Panel members address foreign policy’s impact on security

A three-person panel discussed global poverty and recommended American foreign policy responses to world humanitarian crises and security concerns Monday evening at the Williamsburg Regional Library Theater.

The panel included U.S. Rep. Rob Wittman (R-VA 1), ONE Senior Manager for Field Training and Development Matthew Bartlett and College of William and Mary student Christian Peratsakis ’09.

ONE, a grassroots organization focused on lobbying and fundraising to fight poverty, hunger, AIDS and other humanitarian crises worldwide, hosted the event. International relations professor Michael Tierney ’87 moderated the discussion.

Wittman connected these issues to his work in the House of Representatives by explaining that the prevention of poverty, hunger, AIDS and other humanitarian crises is a security issue integrally related to issues he faces on both the Armed Services Committee and the Committee on Natural Resources.

“We need to help maintain a situation where they have food, water and shelter,” Wittman said. “And then the other aspects of the government of that country can take place in a very orderly fashion.”

This can also inhibit the development of international terrorism, Wittman added.

“If you [create strong economies], you create much less of an atmosphere for instability for groups that profess extreme viewpoints about how to deal with today’s world,” Wittman said.

The congressman said America’s approach to international security needs to utilize not only military presence, but also development and diplomacy efforts.

“There has to be an element of what’s called smart power, or soft power, and that is making sure that not only do we have a military unit there, [but also] somebody there from the Department of State working on the diplomacy side, and somebody there from USAID working on the development side,” Wittman said. “The three-legged stool of defense, diplomacy and development is critical in today’s world. You can’t have one without the others.”

Congress needs to make some tough decisions about how to fund these humanitarian efforts practically,
Wittman said. With a growing national debt (currently about $11 trillion), the United States should not spend carelessly, but should instead set priorities and act on them.

Bartlett brought up the money-saving potential of spending on diplomacy and development.

“We’re helping to prevent fires as opposed to putting them out,” Bartlett said. “That is foreign policy that is cheap as well.”

To prevent anti-American sentiment, Wittman emphasized that the United States must not behave as an occupying force.

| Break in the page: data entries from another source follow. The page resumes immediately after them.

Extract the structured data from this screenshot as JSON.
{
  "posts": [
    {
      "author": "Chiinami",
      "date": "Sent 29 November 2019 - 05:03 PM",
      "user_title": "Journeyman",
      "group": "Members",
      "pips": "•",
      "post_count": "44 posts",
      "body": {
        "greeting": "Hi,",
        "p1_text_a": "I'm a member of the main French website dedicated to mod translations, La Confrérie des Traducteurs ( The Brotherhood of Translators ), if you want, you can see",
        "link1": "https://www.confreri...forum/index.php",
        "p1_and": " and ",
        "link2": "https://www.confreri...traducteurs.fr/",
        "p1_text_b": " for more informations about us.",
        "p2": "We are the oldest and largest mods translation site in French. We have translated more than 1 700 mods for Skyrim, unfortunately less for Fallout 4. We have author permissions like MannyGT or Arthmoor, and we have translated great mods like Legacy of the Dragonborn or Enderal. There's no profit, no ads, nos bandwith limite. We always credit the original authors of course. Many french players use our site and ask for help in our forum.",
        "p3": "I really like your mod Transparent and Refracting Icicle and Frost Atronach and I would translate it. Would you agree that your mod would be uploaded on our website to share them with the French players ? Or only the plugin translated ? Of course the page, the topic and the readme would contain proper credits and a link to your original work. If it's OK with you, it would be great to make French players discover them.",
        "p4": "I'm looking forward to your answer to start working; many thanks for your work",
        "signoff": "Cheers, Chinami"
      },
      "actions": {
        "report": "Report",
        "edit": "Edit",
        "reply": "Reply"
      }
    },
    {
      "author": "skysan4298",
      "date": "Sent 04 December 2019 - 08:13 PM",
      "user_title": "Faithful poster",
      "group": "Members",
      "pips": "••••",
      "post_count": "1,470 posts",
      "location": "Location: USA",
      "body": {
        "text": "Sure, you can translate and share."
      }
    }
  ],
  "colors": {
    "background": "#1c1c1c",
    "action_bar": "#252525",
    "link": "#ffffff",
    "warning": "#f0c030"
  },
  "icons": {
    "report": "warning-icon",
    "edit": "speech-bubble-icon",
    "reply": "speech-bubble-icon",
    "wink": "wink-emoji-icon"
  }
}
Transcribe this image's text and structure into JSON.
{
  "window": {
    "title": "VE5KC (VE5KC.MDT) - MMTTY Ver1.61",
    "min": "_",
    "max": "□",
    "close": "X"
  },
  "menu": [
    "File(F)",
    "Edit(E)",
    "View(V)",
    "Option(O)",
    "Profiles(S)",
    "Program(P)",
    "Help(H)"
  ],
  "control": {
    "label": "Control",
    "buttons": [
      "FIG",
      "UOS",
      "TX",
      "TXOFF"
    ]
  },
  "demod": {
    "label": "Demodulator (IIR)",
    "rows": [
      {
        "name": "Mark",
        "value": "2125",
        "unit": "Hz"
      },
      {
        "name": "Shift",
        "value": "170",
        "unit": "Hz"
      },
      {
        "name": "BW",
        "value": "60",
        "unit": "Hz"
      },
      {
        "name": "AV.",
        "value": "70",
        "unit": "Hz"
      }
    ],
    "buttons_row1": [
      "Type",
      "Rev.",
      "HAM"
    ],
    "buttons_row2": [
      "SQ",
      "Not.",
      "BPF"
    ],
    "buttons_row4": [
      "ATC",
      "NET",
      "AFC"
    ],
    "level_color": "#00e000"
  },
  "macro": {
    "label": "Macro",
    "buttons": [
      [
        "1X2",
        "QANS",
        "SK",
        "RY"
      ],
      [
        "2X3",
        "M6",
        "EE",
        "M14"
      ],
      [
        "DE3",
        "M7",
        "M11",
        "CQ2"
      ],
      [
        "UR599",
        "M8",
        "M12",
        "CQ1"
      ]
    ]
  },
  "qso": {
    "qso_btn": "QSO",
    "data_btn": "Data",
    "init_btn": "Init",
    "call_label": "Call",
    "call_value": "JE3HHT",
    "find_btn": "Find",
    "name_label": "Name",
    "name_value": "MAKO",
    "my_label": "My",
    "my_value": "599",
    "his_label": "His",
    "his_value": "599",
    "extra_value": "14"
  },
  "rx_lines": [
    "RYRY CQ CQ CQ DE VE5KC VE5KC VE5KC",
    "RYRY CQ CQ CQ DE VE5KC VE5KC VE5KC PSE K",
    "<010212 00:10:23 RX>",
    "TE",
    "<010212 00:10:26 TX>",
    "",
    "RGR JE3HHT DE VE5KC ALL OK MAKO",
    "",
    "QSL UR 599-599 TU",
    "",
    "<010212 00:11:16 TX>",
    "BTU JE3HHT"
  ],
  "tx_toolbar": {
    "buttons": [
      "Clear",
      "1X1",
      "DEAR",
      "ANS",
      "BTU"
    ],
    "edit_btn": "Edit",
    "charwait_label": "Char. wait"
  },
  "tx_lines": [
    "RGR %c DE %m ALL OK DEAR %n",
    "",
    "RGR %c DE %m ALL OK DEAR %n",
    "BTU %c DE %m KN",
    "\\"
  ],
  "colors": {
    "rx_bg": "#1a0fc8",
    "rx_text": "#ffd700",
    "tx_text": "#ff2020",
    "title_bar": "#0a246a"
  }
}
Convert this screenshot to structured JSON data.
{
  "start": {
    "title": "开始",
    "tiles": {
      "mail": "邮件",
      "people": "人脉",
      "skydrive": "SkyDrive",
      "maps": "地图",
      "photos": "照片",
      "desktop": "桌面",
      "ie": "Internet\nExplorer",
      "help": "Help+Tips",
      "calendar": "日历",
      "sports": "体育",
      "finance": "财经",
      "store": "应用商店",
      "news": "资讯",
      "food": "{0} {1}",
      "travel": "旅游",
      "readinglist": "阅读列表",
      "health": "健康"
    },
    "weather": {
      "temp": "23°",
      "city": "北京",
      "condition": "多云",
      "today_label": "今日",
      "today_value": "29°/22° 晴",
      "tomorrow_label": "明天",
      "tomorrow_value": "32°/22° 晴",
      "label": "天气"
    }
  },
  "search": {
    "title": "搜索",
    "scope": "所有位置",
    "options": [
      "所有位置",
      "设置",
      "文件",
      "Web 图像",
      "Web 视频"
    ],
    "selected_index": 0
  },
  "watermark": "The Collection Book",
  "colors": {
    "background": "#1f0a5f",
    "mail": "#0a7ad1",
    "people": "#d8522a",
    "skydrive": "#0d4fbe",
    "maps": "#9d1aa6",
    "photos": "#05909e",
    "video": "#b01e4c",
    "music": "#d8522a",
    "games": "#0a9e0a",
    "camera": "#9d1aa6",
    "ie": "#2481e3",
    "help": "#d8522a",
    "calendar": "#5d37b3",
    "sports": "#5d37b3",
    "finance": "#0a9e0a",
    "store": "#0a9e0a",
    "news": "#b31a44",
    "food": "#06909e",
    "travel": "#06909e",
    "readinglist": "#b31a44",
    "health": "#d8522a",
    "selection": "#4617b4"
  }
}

“We have to work hand-in-hand with countries to develop stable infrastructure and stable economy,” Wittman said. “We should be there to help sand up those efforts and then back off.”

After Wittman’s speech, Bartlett outlined ONE’s mission and its recent efforts, including the ONE Vote ’08
initiative and ONE’s lobbying efforts in Congress.

Bartlett was optimistic about ONE’s efforts to promote global humanitarian efforts, applauding the willingness of politicians on both sides of the aisle to get involved. When it comes to humanitarian aid, Bartlett said people can “forget the ideologies.”

Peratsakis brought a student’s perspective to the dialogue, pointing out that the student body at the College is very active in promoting humanitarian causes.

“Last year 323,000 hours of community service were done by William and Mary students in the Williamsburg area,” Peratsakis said.

Student involvement is crucial to the long-term viability of humanitarian efforts, he added.

“We dictate how the future will be addressed, [and] how we will address it,” Peratsakis said.